At that time, Dzambo Dzambidze's group was smuggling alcohol from North Ossetia to Georgia and Ukraine, and bribing border guards and police. Varzo Varziev (member of a group from Ossetia) monitored the production of alcohol in Ossetia and its delivery to Georgia. Delivery to Georgia took place via the Georgian Military Road, which was under the control of Baget Ufimsky (Artem Barsukov), he was responsible for the safe and sound delivery of the cargo to Tbilisi, where the alcohol was sold. Due to the huge income from smuggling, Datiko Tomanidze, bodyguard and personal driver of Dzambo Dzambidze, had a Mercedes S73 Brabus (1 of 120 that were in the world). Dzambo Dzambidze drove a Mercedes S600 Long accompanied by 5 cars. Among the border guards who were not bribed and were killed for it were Zaurbek Dzhugashvili, Andrei Berdovsky, Datiko Buradze and others.

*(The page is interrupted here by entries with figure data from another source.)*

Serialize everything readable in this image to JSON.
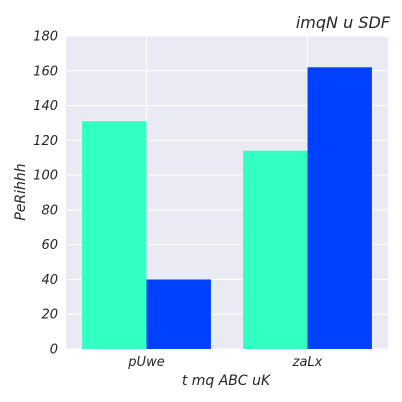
{
  "chart_data": {
    "type": "bar",
    "title": "imqN u SDF",
    "xlabel": "t mq ABC   uK",
    "ylabel": "PeRihhh",
    "categories": [
      "pUwe",
      "zaLx"
    ],
    "series": [
      {
        "values": [
          131,
          114
        ],
        "color": "#33ffc4"
      },
      {
        "values": [
          40,
          162
        ],
        "color": "#0040ff"
      }
    ],
    "ylim": [
      0,
      180
    ],
    "yticks": [
      0,
      20,
      40,
      60,
      80,
      100,
      120,
      140,
      160,
      180
    ],
    "grid": true,
    "legend": "none",
    "background": "#eaeaf2",
    "grid_color": "#ffffff"
  }
}
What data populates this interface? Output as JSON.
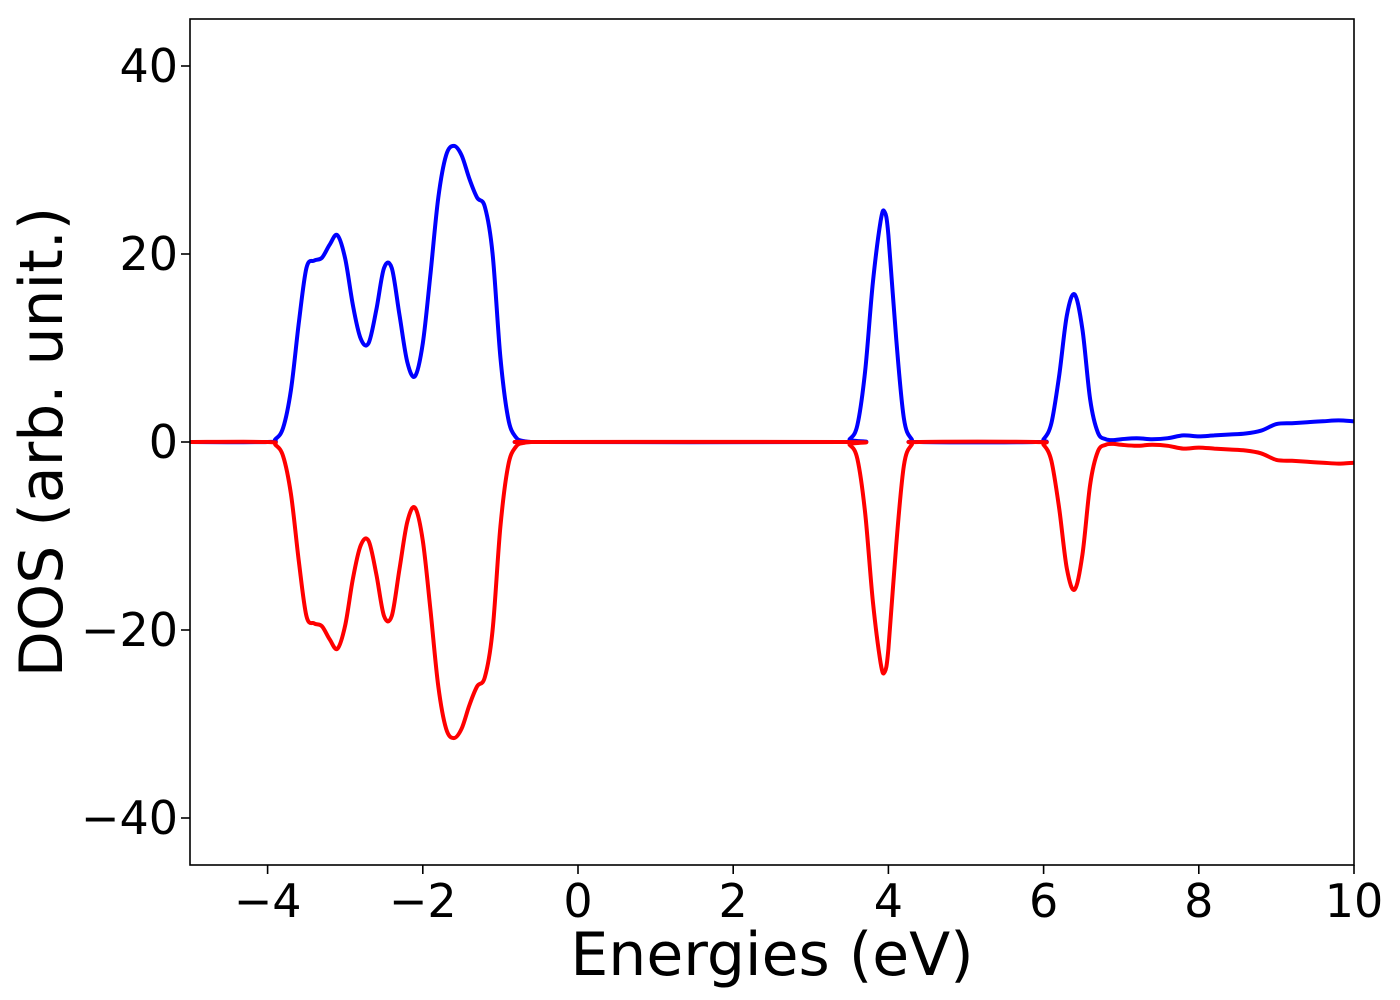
{
  "chart_data": {
    "type": "line",
    "title": "",
    "xlabel": "Energies (eV)",
    "ylabel": "DOS (arb. unit.)",
    "xlim": [
      -5,
      10
    ],
    "ylim": [
      -45,
      45
    ],
    "x_ticks": [
      -4,
      -2,
      0,
      2,
      4,
      6,
      8,
      10
    ],
    "y_ticks": [
      -40,
      -20,
      0,
      20,
      40
    ],
    "x_tick_labels": [
      "−4",
      "−2",
      "0",
      "2",
      "4",
      "6",
      "8",
      "10"
    ],
    "y_tick_labels": [
      "−40",
      "−20",
      "0",
      "20",
      "40"
    ],
    "grid": false,
    "legend": "none",
    "series": [
      {
        "color": "#0000ff",
        "x": [
          -5.0,
          -4.0,
          -3.9,
          -3.8,
          -3.7,
          -3.6,
          -3.5,
          -3.4,
          -3.3,
          -3.2,
          -3.1,
          -3.0,
          -2.9,
          -2.8,
          -2.7,
          -2.6,
          -2.5,
          -2.4,
          -2.3,
          -2.2,
          -2.1,
          -2.0,
          -1.9,
          -1.8,
          -1.7,
          -1.6,
          -1.5,
          -1.4,
          -1.3,
          -1.2,
          -1.1,
          -1.0,
          -0.9,
          -0.8,
          -0.7,
          -0.6,
          -0.5,
          3.4,
          3.5,
          3.6,
          3.7,
          3.8,
          3.9,
          3.95,
          4.0,
          4.1,
          4.2,
          4.3,
          4.4,
          5.9,
          6.0,
          6.1,
          6.2,
          6.3,
          6.4,
          6.5,
          6.6,
          6.7,
          6.8,
          6.9,
          7.0,
          7.2,
          7.4,
          7.6,
          7.8,
          8.0,
          8.2,
          8.4,
          8.6,
          8.8,
          9.0,
          9.2,
          9.4,
          9.6,
          9.8,
          10.0
        ],
        "values": [
          0,
          0,
          0.3,
          1.5,
          5.5,
          12.5,
          18.5,
          19.3,
          19.6,
          21.0,
          22.0,
          19.5,
          14.5,
          11.0,
          10.5,
          14.0,
          18.5,
          18.5,
          13.5,
          8.5,
          7.0,
          10.5,
          18.0,
          26.0,
          30.5,
          31.5,
          30.5,
          28.0,
          26.0,
          25.0,
          20.0,
          9.0,
          2.5,
          0.5,
          0.1,
          0,
          0,
          0,
          0.3,
          1.8,
          7.5,
          17.0,
          23.5,
          24.5,
          22.0,
          11.0,
          2.5,
          0.3,
          0,
          0,
          0.3,
          2.0,
          7.0,
          13.5,
          15.7,
          12.0,
          4.5,
          1.0,
          0.3,
          0.2,
          0.3,
          0.4,
          0.3,
          0.4,
          0.7,
          0.6,
          0.7,
          0.8,
          0.9,
          1.2,
          1.9,
          2.0,
          2.1,
          2.2,
          2.3,
          2.2
        ]
      },
      {
        "color": "#ff0000",
        "x": [
          -5.0,
          -4.0,
          -3.9,
          -3.8,
          -3.7,
          -3.6,
          -3.5,
          -3.4,
          -3.3,
          -3.2,
          -3.1,
          -3.0,
          -2.9,
          -2.8,
          -2.7,
          -2.6,
          -2.5,
          -2.4,
          -2.3,
          -2.2,
          -2.1,
          -2.0,
          -1.9,
          -1.8,
          -1.7,
          -1.6,
          -1.5,
          -1.4,
          -1.3,
          -1.2,
          -1.1,
          -1.0,
          -0.9,
          -0.8,
          -0.7,
          -0.6,
          -0.5,
          3.4,
          3.5,
          3.6,
          3.7,
          3.8,
          3.9,
          3.95,
          4.0,
          4.1,
          4.2,
          4.3,
          4.4,
          5.9,
          6.0,
          6.1,
          6.2,
          6.3,
          6.4,
          6.5,
          6.6,
          6.7,
          6.8,
          6.9,
          7.0,
          7.2,
          7.4,
          7.6,
          7.8,
          8.0,
          8.2,
          8.4,
          8.6,
          8.8,
          9.0,
          9.2,
          9.4,
          9.6,
          9.8,
          10.0
        ],
        "values": [
          0,
          0,
          -0.3,
          -1.5,
          -5.5,
          -12.5,
          -18.5,
          -19.3,
          -19.6,
          -21.0,
          -22.0,
          -19.5,
          -14.5,
          -11.0,
          -10.5,
          -14.0,
          -18.5,
          -18.5,
          -13.5,
          -8.5,
          -7.0,
          -10.5,
          -18.0,
          -26.0,
          -30.5,
          -31.5,
          -30.5,
          -28.0,
          -26.0,
          -25.0,
          -20.0,
          -9.0,
          -2.5,
          -0.5,
          -0.1,
          0,
          0,
          0,
          -0.3,
          -1.8,
          -7.5,
          -17.0,
          -23.5,
          -24.5,
          -22.0,
          -11.0,
          -2.5,
          -0.3,
          0,
          0,
          -0.3,
          -2.0,
          -7.0,
          -13.5,
          -15.7,
          -12.0,
          -4.5,
          -1.0,
          -0.3,
          -0.2,
          -0.3,
          -0.4,
          -0.3,
          -0.4,
          -0.7,
          -0.6,
          -0.7,
          -0.8,
          -0.9,
          -1.2,
          -1.9,
          -2.0,
          -2.1,
          -2.2,
          -2.3,
          -2.2
        ]
      }
    ]
  }
}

Many small businessmen who refused to pay tribute to the Rustavi crime group and Aslan Usoyan were also killed. Among the most brutal murders was the shooting of police major Khvicha Abashvili and his family.

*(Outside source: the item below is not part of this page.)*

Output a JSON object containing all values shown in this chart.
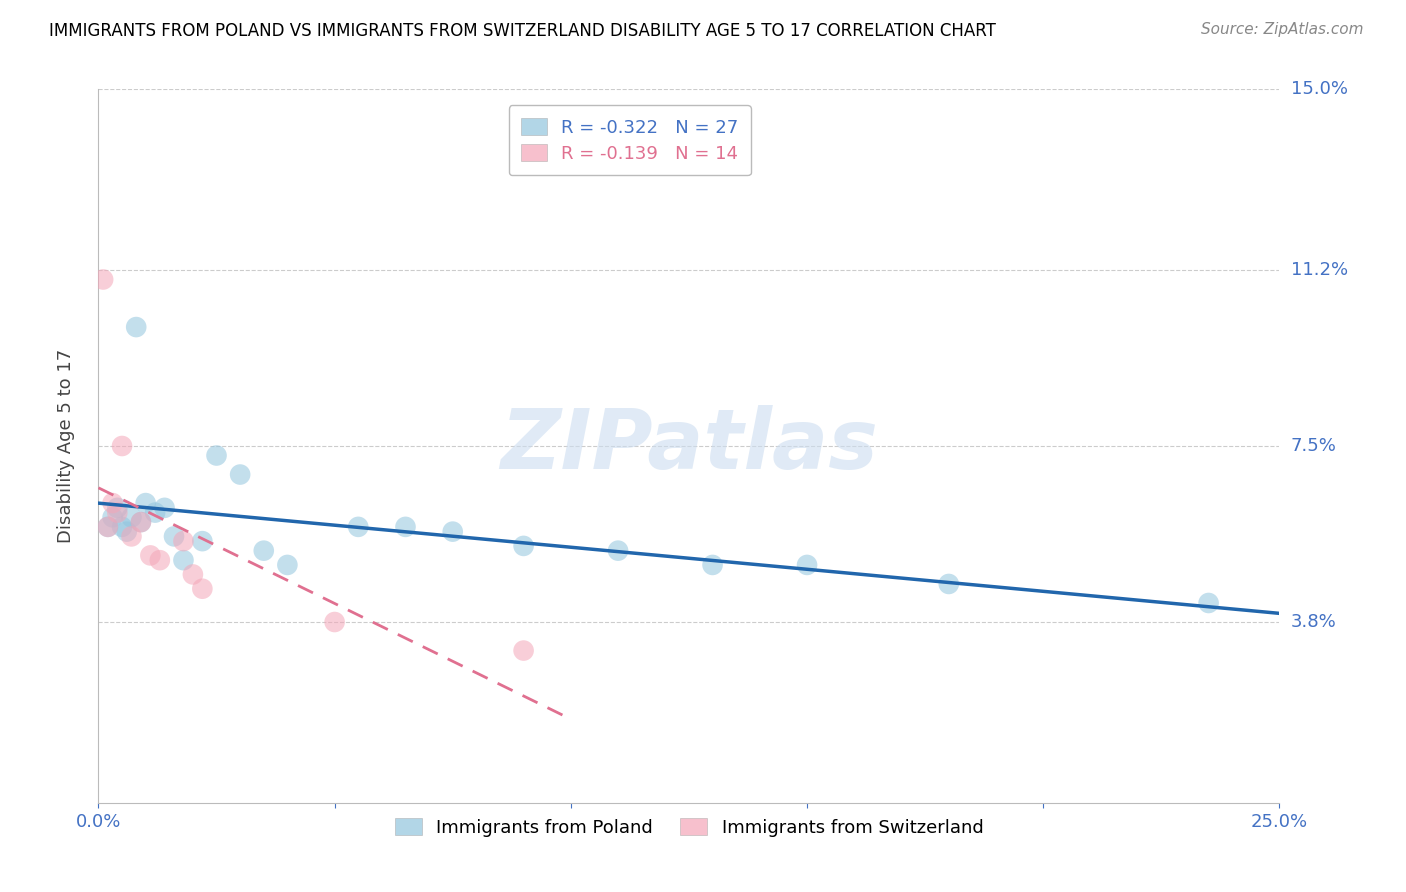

Since 1998, Dzambidze has also been involved in human trafficking. After the end of the First Chechen War, human trafficking began to flourish there, particularly involving enslaved foreign journalists and kidnapped Russian citizens. Dzambidze began collaborating with Chechens and soon became one of the bosses of the local human trafficking market. Dzambidze's enslaved people worked in his vineyards on the border with Chechnya, and also worked in the distribution warehouse where contraband was distributed and loaded, which crossed the Georgian-Russian border. Aslan Usoyan (Dzambidze's boss) did not approve of what Jumbo was doing, but he soon turned a blind eye to it, since Dzambidze was his very influential supporter.

In the early 2000s, the situation began to change, because Mikhail Saakashvili's rise to power marked the beginning of a large-scale anti-corruption campaign. In 2004, at another meeting in Tbilisi, Jumbo Molodoi, Artem Barsukov, Varzo Varziev, Gurgen Digorsky, Lasha Rustavsky and other members of the Rustavi and Tbilisi organized crime group were detained by police officers during a Georgian police operation aimed at catching thieves in law and criminal authorities. While trying to save Jumbo from arrest, his bodyguard Datiko Tomanidze (Dato Tskhinvalsky) was shot dead. During the search of Dzambidze's homes, his company's office and his warehouses, $20 million in cash, $400,000 in jewelry, $800,000 in gold, $150,000 in alcohol, numerous firearms, torture devices, and armored vehicles were found. That same year, he was sentenced to 13 years and was released in 2017. After Dzambo Dzambidze's arrest, L. Margia replaced him as leader, becoming the head of the remnants of the group. In 2017, L. Margia was detained in Turkey. In 2023, the Georgian Investigative Department charged Margia in absentia for criminal activity and connections with thieves in law.